An interesting mix of categories, hmm. Anyway, though I forget the details, I once came across a quote to the effect that the romantic ought to be disillusioned whenever the object of his desire settles for so lowly a creature as himself. Now, the obvious solution is to reject the sort of idolizing romanticism that places others on such high pedestals. (That's probably good advice for independent reasons.) But just for fun, let's try to help out the romantic here.
I can think of two ways for him to avoid misery. The first is to adopt a relativized notion of perfection.
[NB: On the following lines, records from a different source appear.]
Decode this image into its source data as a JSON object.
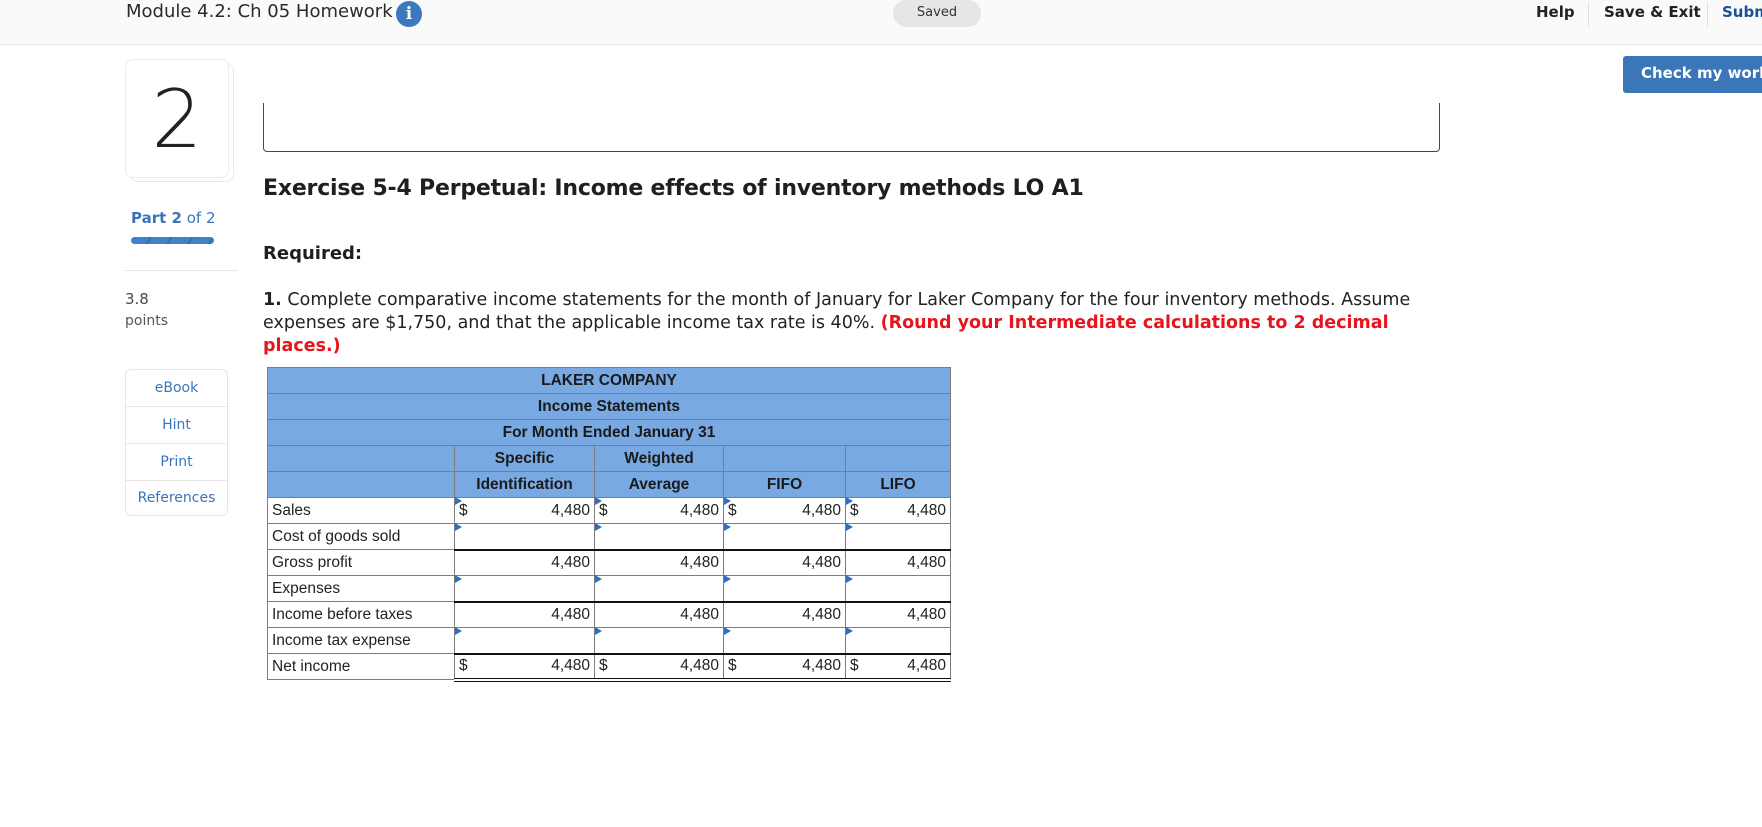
{
  "header": {
    "module_title": "Module 4.2: Ch 05 Homework",
    "info_icon": "info-icon",
    "saved_status": "Saved",
    "links": {
      "help": "Help",
      "save_exit": "Save & Exit",
      "submit": "Subm"
    }
  },
  "check_my_work": "Check my work",
  "question": {
    "number": "2",
    "part_prefix": "Part",
    "part_current": "2",
    "part_suffix": "of 2",
    "part_progress": 1.0,
    "points_value": "3.8",
    "points_label": "points"
  },
  "tools": [
    {
      "label": "eBook"
    },
    {
      "label": "Hint"
    },
    {
      "label": "Print"
    },
    {
      "label": "References"
    }
  ],
  "exercise": {
    "title": "Exercise 5-4 Perpetual: Income effects of inventory methods LO A1",
    "required_label": "Required:",
    "instruction_num": "1.",
    "instruction_text": " Complete comparative income statements for the month of January for Laker Company for the four inventory methods. Assume expenses are $1,750, and that the applicable income tax rate is 40%. ",
    "instruction_note": "(Round your Intermediate calculations to 2 decimal places.)"
  },
  "statement": {
    "company": "LAKER COMPANY",
    "title": "Income Statements",
    "period": "For Month Ended January 31",
    "columns": [
      {
        "line1": "Specific",
        "line2": "Identification"
      },
      {
        "line1": "Weighted",
        "line2": "Average"
      },
      {
        "line1": "",
        "line2": "FIFO"
      },
      {
        "line1": "",
        "line2": "LIFO"
      }
    ],
    "currency": "$",
    "rows": [
      {
        "label": "Sales",
        "values": [
          "4,480",
          "4,480",
          "4,480",
          "4,480"
        ]
      },
      {
        "label": "Cost of goods sold",
        "values": [
          "",
          "",
          "",
          ""
        ]
      },
      {
        "label": "Gross profit",
        "values": [
          "4,480",
          "4,480",
          "4,480",
          "4,480"
        ]
      },
      {
        "label": "Expenses",
        "values": [
          "",
          "",
          "",
          ""
        ]
      },
      {
        "label": "Income before taxes",
        "values": [
          "4,480",
          "4,480",
          "4,480",
          "4,480"
        ]
      },
      {
        "label": "Income tax expense",
        "values": [
          "",
          "",
          "",
          ""
        ]
      },
      {
        "label": "Net income",
        "values": [
          "4,480",
          "4,480",
          "4,480",
          "4,480"
        ]
      }
    ]
  }
}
That is, rather than holding his goddess to be perfect simpliciter (which would presumably entail being free of bad taste or other cognitive defects), he could instead hold that she is perfect for him -- where this includes her having a highly specific cognitive defect which causes her to like him! (There's something quite amusing about this option, I think.)
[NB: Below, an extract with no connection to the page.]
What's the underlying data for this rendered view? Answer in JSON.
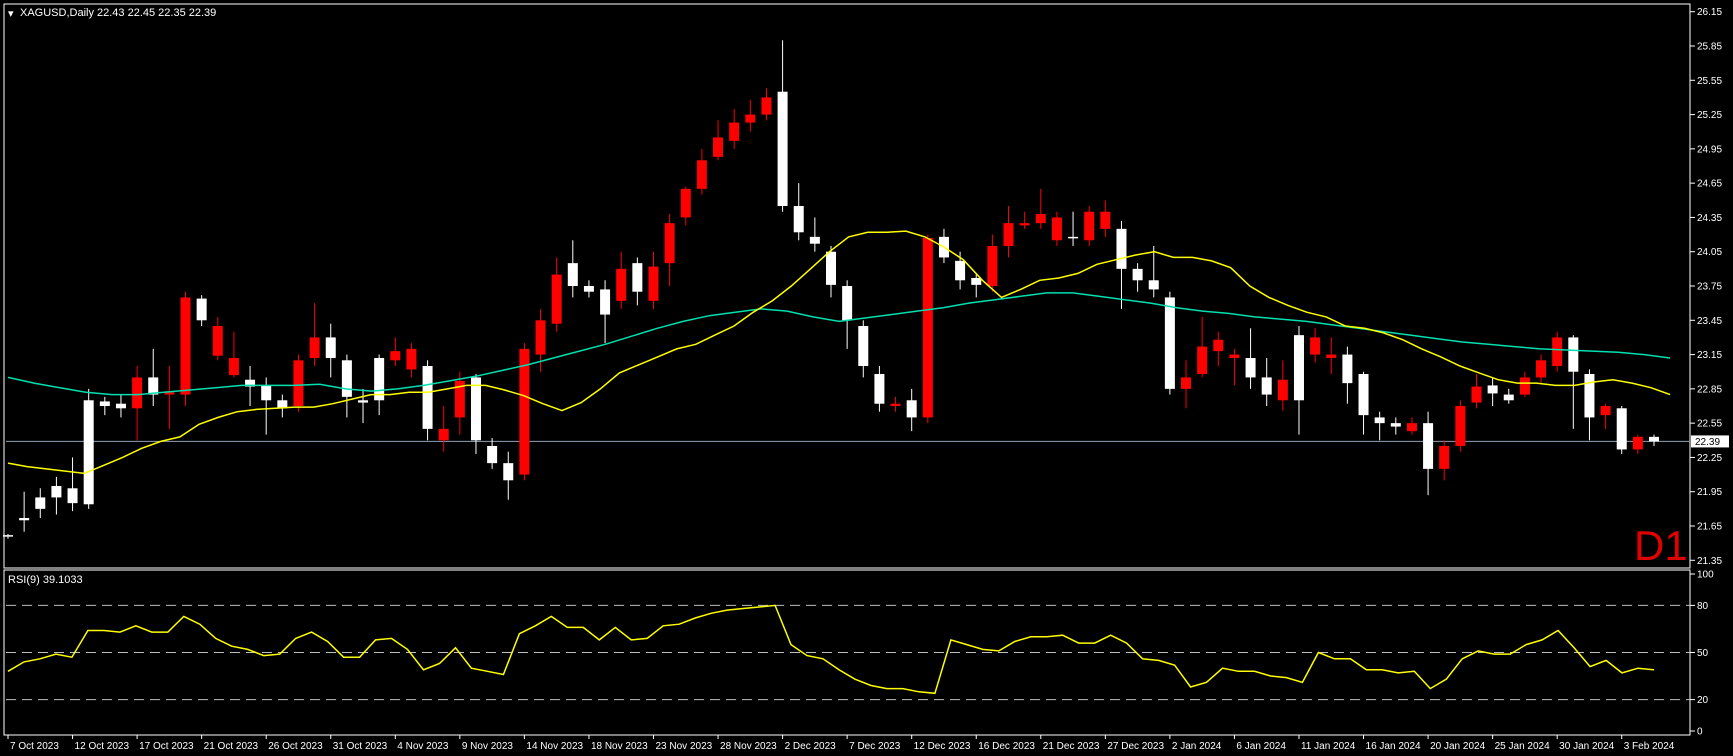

Alternatively, and perhaps more in the spirit of idolizing romanticism, one could opt for a humble faith-based approach. That is, the romantic starts from the premise of his goddess' perfection, and his own comparative imperfection, and so concludes that he has no right to second-guess her judgment. If her choices seem incomprehensible to him, that must be attributible to his own flaws and misjudgment. If she likes him, she must have good reasons for doing so, no matter whether he's aware of them. (Note the interesting parallel here with a common response to the problem of evil.)